Neural surface implicit representations offer numerous advantages, including the ability to easily modify topology and surface resolution. However, reconstructing implicit geometry representation with only limited known data is challenging. In this paper, we present an approach that effectively interpolates and extrapolates within training points, generating additional training data to reconstruct a surface with superior qualitative and quantitative results. We also introduce a technique that efficiently calculates differentiable geometric properties, i.e., mean and Gaussian curvatures, to enhance the sampling process during training. Additionally, we propose a weight-aware implicit neural representation that not only streamlines surface extraction but also extend to non-closed surfaces by depicting non-closed areas as locally degenerated patches, thereby mitigating the drawbacks of the previous assumption in implicit neural representations.

Gradient-SDF: A Semi-Implicit Surface Representation for 3D Reconstruction

We present Gradient-SDF, a novel representation for 3D geometry that combines the advantages of implict and explicit representations.
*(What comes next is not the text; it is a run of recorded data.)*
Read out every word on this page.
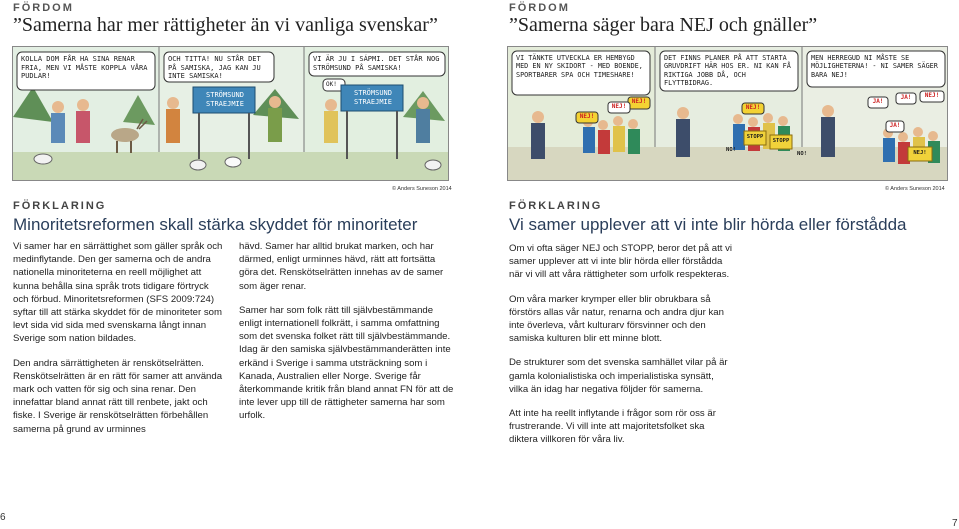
FÖRDOM
”Samerna har mer rättigheter än vi vanliga svenskar”
KOLLA DOM FÅR HA SINA RENAR FRIA, MEN VI MÅSTE KOPPLA VÅRA PUDLAR!
OCH TITTA! NU STÅR DET PÅ SAMISKA, JAG KAN JU INTE SAMISKA!
VI ÄR JU I SÁPMI. DET STÅR NOG STRÖMSUND PÅ SAMISKA!
OK!
STRÖMSUND
STRAEJMIE
STRÖMSUND
STRAEJMIE
© Anders Suneson 2014
FÖRKLARING
Minoritetsreformen skall stärka skyddet för minoriteter

Vi samer har en särrättighet som gäller språk och medinflytande. Den ger samerna och de andra nationella minoriteterna en reell möjlighet att kunna behålla sina språk trots tidigare förtryck och förbud. Minoritetsreformen (SFS 2009:724) syftar till att stärka skyddet för de minoriteter som levt sida vid sida med svenskarna långt innan Sverige som nation bildades.

Den andra särrättigheten är renskötselrätten. Renskötselrätten är en rätt för samer att använda mark och vatten för sig och sina renar. Den innefattar bland annat rätt till renbete, jakt och fiske. I Sverige är renskötselrätten förbehållen samerna på grund av urminnes

hävd. Samer har alltid brukat marken, och har därmed, enligt urminnes hävd, rätt att fortsätta göra det. Renskötselrätten innehas av de samer som äger renar.

Samer har som folk rätt till självbestämmande enligt internationell folkrätt, i samma omfattning som det svenska folket rätt till självbestämmande. Idag är den samiska självbestämmanderätten inte erkänd i Sverige i samma utsträckning som i Kanada, Australien eller Norge. Sverige får återkommande kritik från bland annat FN för att de inte lever upp till de rättigheter samerna har som urfolk.

6
FÖRDOM
”Samerna säger bara NEJ och gnäller”
VI TÄNKTE UTVECKLA ER HEMBYGD MED EN NY SKIDORT - MED BOENDE, SPORTBARER SPA OCH TIMESHARE!
DET FINNS PLANER PÅ ATT STARTA GRUVDRIFT HÄR HOS ER. NI KAN FÅ RIKTIGA JOBB DÅ, OCH FLYTTBIDRAG.
MEN HERREGUD NI MÅSTE SE MÖJLIGHETERNA! - NI SAMER SÄGER BARA NEJ!
NEJ!
NEJ!
NEJ!
NEJ!
JA!
JA!	NEJ!
JA!
STOPP
STOPP
NO!
NO!	NEJ!
© Anders Suneson 2014
FÖRKLARING
Vi samer upplever att vi inte blir hörda eller förstådda

Om vi ofta säger NEJ och STOPP, beror det på att vi samer upplever att vi inte blir hörda eller förstådda när vi vill att våra rättigheter som urfolk respekteras.

Om våra marker krymper eller blir obrukbara så förstörs allas vår natur, renarna och andra djur kan inte överleva, vårt kulturarv försvinner och den samiska kulturen blir ett minne blott.

De strukturer som det svenska samhället vilar på är gamla kolonialistiska och imperialistiska synsätt, vilka än idag har negativa följder för samerna.

Att inte ha reellt inflytande i frågor som rör oss är frustrerande. Vi vill inte att majoritetsfolket ska diktera villkoren för våra liv.

7
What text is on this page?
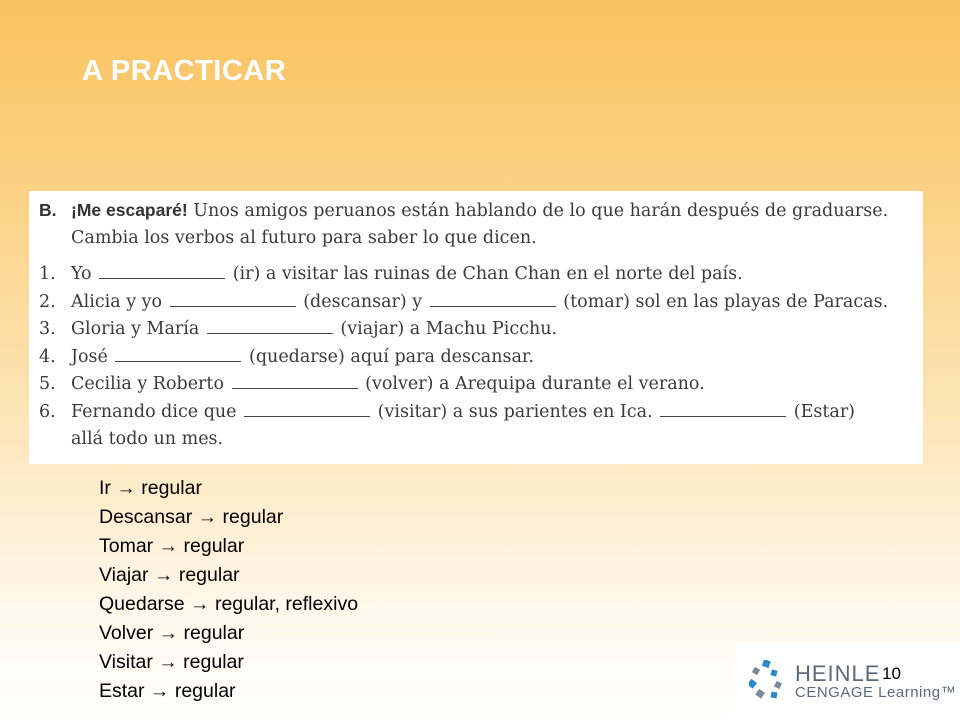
A PRACTICAR
B. ¡Me escaparé! Unos amigos peruanos están hablando de lo que harán después de graduarse.
Cambia los verbos al futuro para saber lo que dicen.
1. Yo	(ir) a visitar las ruinas de Chan Chan en el norte del país.
2. Alicia y yo	(descansar) y	(tomar) sol en las playas de Paracas.
3. Gloria y María	(viajar) a Machu Picchu.
4. José	(quedarse) aquí para descansar.
5. Cecilia y Roberto	(volver) a Arequipa durante el verano.
6. Fernando dice que	(visitar) a sus parientes en Ica.	(Estar)
allá todo un mes.
Ir → regular
Descansar → regular
Tomar → regular
Viajar → regular
Quedarse → regular, reflexivo
Volver → regular
Visitar → regular
Estar → regular
HEINLE
CENGAGE Learning™
10
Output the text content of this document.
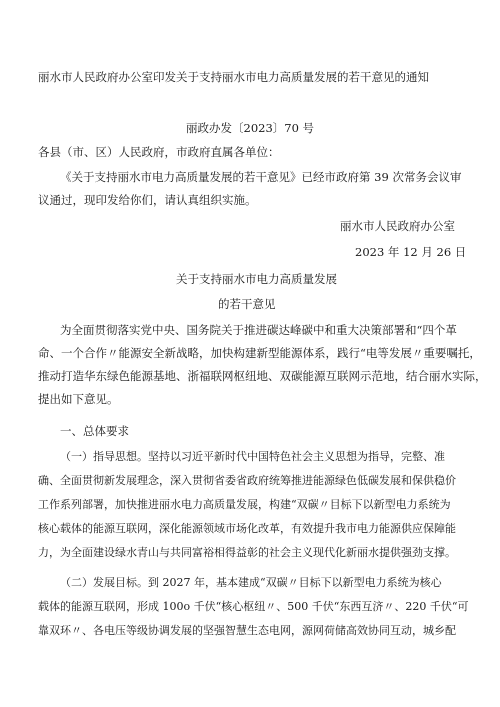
丽水市人民政府办公室印发关于支持丽水市电力高质量发展的若干意见的通知
丽政办发〔2023〕70 号
各县（市、区）人民政府，市政府直属各单位：
《关于支持丽水市电力高质量发展的若干意见》已经市政府第 39 次常务会议审
议通过，现印发给你们，请认真组织实施。
丽水市人民政府办公室
2023 年 12 月 26 日
关于支持丽水市电力高质量发展
的若干意见
为全面贯彻落实党中央、国务院关于推进碳达峰碳中和重大决策部署和“四个革
命、一个合作〃能源安全新战略，加快构建新型能源体系，践行“电等发展〃重要嘱托，
推动打造华东绿色能源基地、浙福联网枢纽地、双碳能源互联网示范地，结合丽水实际，
提出如下意见。
一、总体要求
（一）指导思想。坚持以习近平新时代中国特色社会主义思想为指导，完整、准
确、全面贯彻新发展理念，深入贯彻省委省政府统筹推进能源绿色低碳发展和保供稳价
工作系列部署，加快推进丽水电力高质量发展，构建“双碳〃目标下以新型电力系统为
核心载体的能源互联网，深化能源领域市场化改革，有效提升我市电力能源供应保障能
力，为全面建设绿水青山与共同富裕相得益彰的社会主义现代化新丽水提供强劲支撑。
（二）发展目标。到 2027 年，基本建成“双碳〃目标下以新型电力系统为核心
载体的能源互联网，形成 100o 千伏“核心枢纽〃、500 千伏“东西互济〃、220 千伏“可
靠双环〃、各电压等级协调发展的坚强智慧生态电网，源网荷储高效协同互动，城乡配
By storing at every voxel both the signed distance field as well as its gradient vector field, we enhance the capability of implicit representations with approaches originally formulated for explicit surfaces. As concrete examples, we show that (1) the Gradient-SDF allows us to perform direct SDF tracking from depth images, using efficient storage schemes like hash maps, and that (2) the Gradient-SDF representation enables us to perform photometric bundle adjustment directly in a voxel representation (without transforming into a point cloud or mesh), naturally a fully implicit optimization of geometry and camera poses and easy geometry upsampling. Experimental results confirm that this leads to significantly sharper reconstructions. Since the overall SDF voxel structure is still respected, the proposed Gradient-SDF is equally suited for (GPU) parallelization as related approaches.